Zang is Chinese for the Sanskrit word pitaka, literally meaning bamboo container or basket, thus the translation of Tripitaka (or San Zang, as Xuan Zang is commonly known) as three baskets. 'Basket' actually refers to the meaning 'containing everything', obviously describing the Buddhist scriptures as 'all-compassing'. Tripitaka ithe name for a Buddhist canon of scriptures, or pitaka, which have three categories, thus the name tri-pitaka. A person who has mastered and understood the meanings of every single Buddhist scripture is honoured with the title Zheng Fa Zang. Next, a person who has mastered at least fifty of the Buddhist scriptures is conferred the title of San Zang, or in Sanskrit, Tripitaka. This is no mean feat, as each scripture has millions of words, and the meanings are extremely hard to understand. In the tens of thousands of monks at Nalanda University, only about a thousand had mastered twenty scriptures, and about five s hundred had mastered thirty. Only nine had mastered fifty scriptures and bore the title of 'San Zang'. And of course, Abbot Silabhadra alone had mastered all of the scriptures. However, there was a rule stating that there had to be at least ten 'San Zang's in Nalanda University. And until Xuan Zang showed up, prostrating himself before Abbot Silabhadra and asking to be his disciple, they just could not manage to produce another San Zang. Abbot Silabhadra was extremely pleased to have Xuan Zang as a disciple. He lectured Xuan Zang on the Yogacaryabhumi-sastra, taking seventeen months to fully explain the content of that single scripture. After a lot of study and hard work, Xuan Zang finally managed to master fifty of the Buddhist scriptures, becoming the tenth 'San Zang' of Nalanda University. Many readers of Journey to the West misunderstand 'San Zang' as being a name given to him by the emperor of Great Tang. That is ridiculous compared to the hardships Xuan Zang had to undergo in order to get the title 'San Zang'.

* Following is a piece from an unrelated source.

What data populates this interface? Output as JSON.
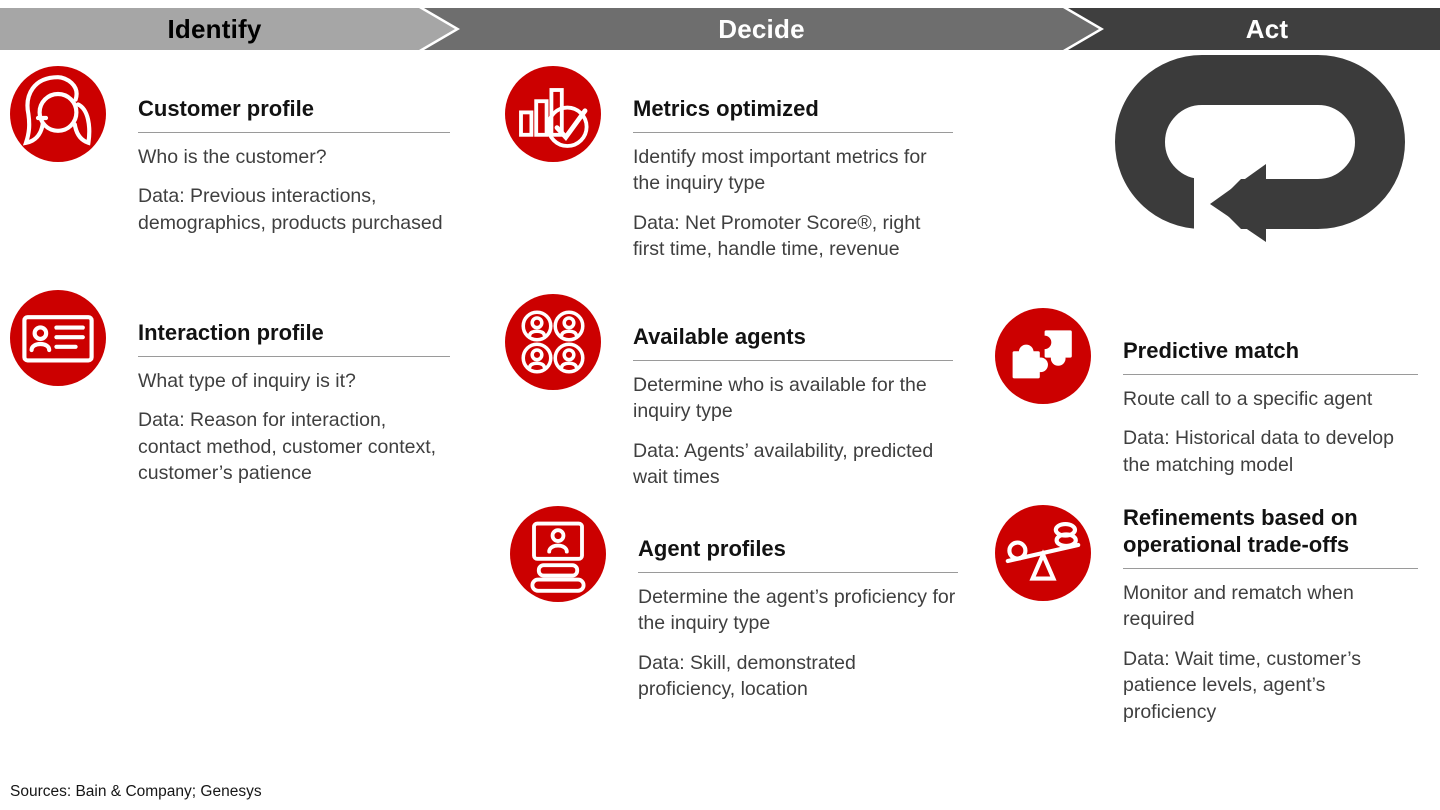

After studying for five years at Nalanda University, Xuan Zang traveled throughout India, including the southern countries, visiting sites of Buddhism, and even crossed the sea to reach Sri Lanka, where Buddhism flourished. The further south he went, the hotter the climate became. His journeys there become remarkable when you recall that Xuan Zang was born and grew up in the northern part of China, which is extremely cold and dry. All in all, Xuan Zang visited more than 130 countries in the entirety of his journey, which, although the countries were small countries that had not been unified, was still an amazing feat, given that Xuan Zang made the journey on foot or on horseback.